Jadą dwie blondynki samochodem i zatrzymują się na światłach. Pali się czerwone światło.
- Ale fajne światło - mówią.
Nagle jest pomarańczowe.
- O to jest jeszcze ładniejsze - stwierdzają.
Zapala się zielone, jedna do drugiej:
- To jest jeszcze ładniejsze od poprzedniego.
Zapala się czerwone.
- O, to już widziałyśmy, jedziemy.
Siedzą dwie krowy na drzewie, rozmawiają, nagle nadlatuje olbrzymie stado kowadeł i jedno z nich pyta:
- Przepraszam, którędy na Madagaskar?
Jedna z krów odpowiada:
- Prosto i w prawo!
Kowadła odleciały, krowy nadal rozmawiają gdy nagle nadlatuje drugie stado kowadeł i znów pierwsze z nich pyta
- Którędy na Madagaskar ?
Ta sama krowa znów odpowiada
- Prosto i w lewo!
Kowadła odleciały, ale druga krowa myśli, myśli i mówi
- Czy ty czasem się nie pomyliłaś, raz powiedziałaś w prawo, drugi raz w lewo ?
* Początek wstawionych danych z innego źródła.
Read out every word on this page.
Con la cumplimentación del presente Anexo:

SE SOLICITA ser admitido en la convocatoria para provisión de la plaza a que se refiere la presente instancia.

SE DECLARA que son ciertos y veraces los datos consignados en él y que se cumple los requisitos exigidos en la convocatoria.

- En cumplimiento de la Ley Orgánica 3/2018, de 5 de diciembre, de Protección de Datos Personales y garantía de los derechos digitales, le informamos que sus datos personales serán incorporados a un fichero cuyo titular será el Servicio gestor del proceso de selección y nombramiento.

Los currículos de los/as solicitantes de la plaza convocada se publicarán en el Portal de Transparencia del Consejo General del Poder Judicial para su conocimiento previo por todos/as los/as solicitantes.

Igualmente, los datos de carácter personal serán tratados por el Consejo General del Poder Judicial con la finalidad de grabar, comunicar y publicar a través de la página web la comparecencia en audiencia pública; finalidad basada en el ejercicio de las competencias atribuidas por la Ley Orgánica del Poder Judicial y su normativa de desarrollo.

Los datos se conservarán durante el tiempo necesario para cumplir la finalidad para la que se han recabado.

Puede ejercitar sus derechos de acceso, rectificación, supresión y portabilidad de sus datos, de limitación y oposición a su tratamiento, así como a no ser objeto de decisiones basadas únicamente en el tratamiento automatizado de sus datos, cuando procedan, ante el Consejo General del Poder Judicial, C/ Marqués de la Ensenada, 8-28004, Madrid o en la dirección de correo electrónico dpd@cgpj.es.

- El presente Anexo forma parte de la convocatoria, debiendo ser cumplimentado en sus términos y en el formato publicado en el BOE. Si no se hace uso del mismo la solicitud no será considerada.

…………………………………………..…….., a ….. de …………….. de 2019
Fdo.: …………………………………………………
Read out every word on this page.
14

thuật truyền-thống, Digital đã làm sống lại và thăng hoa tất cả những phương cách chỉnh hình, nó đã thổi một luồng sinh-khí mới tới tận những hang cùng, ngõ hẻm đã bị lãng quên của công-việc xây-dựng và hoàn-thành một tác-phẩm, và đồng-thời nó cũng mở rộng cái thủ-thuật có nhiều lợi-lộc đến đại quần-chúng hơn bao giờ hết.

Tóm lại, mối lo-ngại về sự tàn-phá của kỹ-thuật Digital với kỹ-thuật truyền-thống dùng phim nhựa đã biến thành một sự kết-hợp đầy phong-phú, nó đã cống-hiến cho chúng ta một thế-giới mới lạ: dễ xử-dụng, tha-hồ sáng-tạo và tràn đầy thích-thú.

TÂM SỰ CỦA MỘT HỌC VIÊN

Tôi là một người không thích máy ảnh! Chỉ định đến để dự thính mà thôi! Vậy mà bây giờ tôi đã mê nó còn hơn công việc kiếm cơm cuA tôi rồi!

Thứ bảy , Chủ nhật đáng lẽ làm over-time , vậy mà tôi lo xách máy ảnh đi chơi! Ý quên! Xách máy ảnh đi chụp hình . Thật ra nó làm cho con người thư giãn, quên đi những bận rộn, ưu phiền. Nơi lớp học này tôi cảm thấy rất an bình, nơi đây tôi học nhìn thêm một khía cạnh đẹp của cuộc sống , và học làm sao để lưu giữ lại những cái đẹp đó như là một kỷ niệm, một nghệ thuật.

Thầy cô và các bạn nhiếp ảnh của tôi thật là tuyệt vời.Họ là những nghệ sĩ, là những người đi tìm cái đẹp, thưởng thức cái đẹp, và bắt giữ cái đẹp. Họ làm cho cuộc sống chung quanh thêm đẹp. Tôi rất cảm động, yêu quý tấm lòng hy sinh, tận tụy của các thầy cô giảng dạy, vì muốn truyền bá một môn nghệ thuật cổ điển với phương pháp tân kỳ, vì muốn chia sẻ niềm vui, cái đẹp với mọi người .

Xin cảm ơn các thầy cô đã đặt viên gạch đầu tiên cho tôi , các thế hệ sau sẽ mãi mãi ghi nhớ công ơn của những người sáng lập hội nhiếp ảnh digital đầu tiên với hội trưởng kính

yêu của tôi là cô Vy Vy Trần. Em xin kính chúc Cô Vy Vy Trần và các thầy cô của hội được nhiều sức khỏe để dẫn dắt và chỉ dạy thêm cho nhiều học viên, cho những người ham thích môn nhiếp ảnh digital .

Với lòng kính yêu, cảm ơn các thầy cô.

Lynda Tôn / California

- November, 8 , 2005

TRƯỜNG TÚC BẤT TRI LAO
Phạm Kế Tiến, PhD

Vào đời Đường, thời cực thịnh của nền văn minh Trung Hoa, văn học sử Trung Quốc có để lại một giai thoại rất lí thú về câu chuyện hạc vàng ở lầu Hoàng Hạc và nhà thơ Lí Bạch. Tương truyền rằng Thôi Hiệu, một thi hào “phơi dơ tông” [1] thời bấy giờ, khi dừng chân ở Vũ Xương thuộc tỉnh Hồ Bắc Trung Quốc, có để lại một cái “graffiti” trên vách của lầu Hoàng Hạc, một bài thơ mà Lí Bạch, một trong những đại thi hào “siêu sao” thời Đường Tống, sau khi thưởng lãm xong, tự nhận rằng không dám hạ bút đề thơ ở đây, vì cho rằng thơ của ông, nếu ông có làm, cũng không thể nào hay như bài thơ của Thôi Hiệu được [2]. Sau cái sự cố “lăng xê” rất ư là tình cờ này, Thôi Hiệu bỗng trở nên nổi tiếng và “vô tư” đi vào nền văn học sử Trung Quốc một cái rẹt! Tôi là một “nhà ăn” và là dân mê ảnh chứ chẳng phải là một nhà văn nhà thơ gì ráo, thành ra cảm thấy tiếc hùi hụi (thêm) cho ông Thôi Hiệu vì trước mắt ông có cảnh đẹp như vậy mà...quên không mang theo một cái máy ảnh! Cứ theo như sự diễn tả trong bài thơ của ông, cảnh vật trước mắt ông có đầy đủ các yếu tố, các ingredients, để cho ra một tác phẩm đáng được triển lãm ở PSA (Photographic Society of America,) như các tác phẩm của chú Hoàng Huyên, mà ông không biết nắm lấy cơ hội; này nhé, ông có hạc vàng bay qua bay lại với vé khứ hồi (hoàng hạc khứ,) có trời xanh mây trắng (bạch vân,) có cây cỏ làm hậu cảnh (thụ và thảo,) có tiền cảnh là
- A po cholerę na Madagaskarze tyle kowadeł !
Blondynka na ulicy mówi:
- Przepraszam pana, która godzina?
- Jest piętnaście po trzeciej.
- To dziwne! Zadaję każdemu to samo pytanie przez cały dzień i za każdym razem dostaję inną odpowiedź.
Jasiu napisał na tablicy "Fczoraj byłam f szkole". Zdenerwowana nauczycielka pyta innego ucznia:
- Czy twój kolega napisał poprawnie to zdanie?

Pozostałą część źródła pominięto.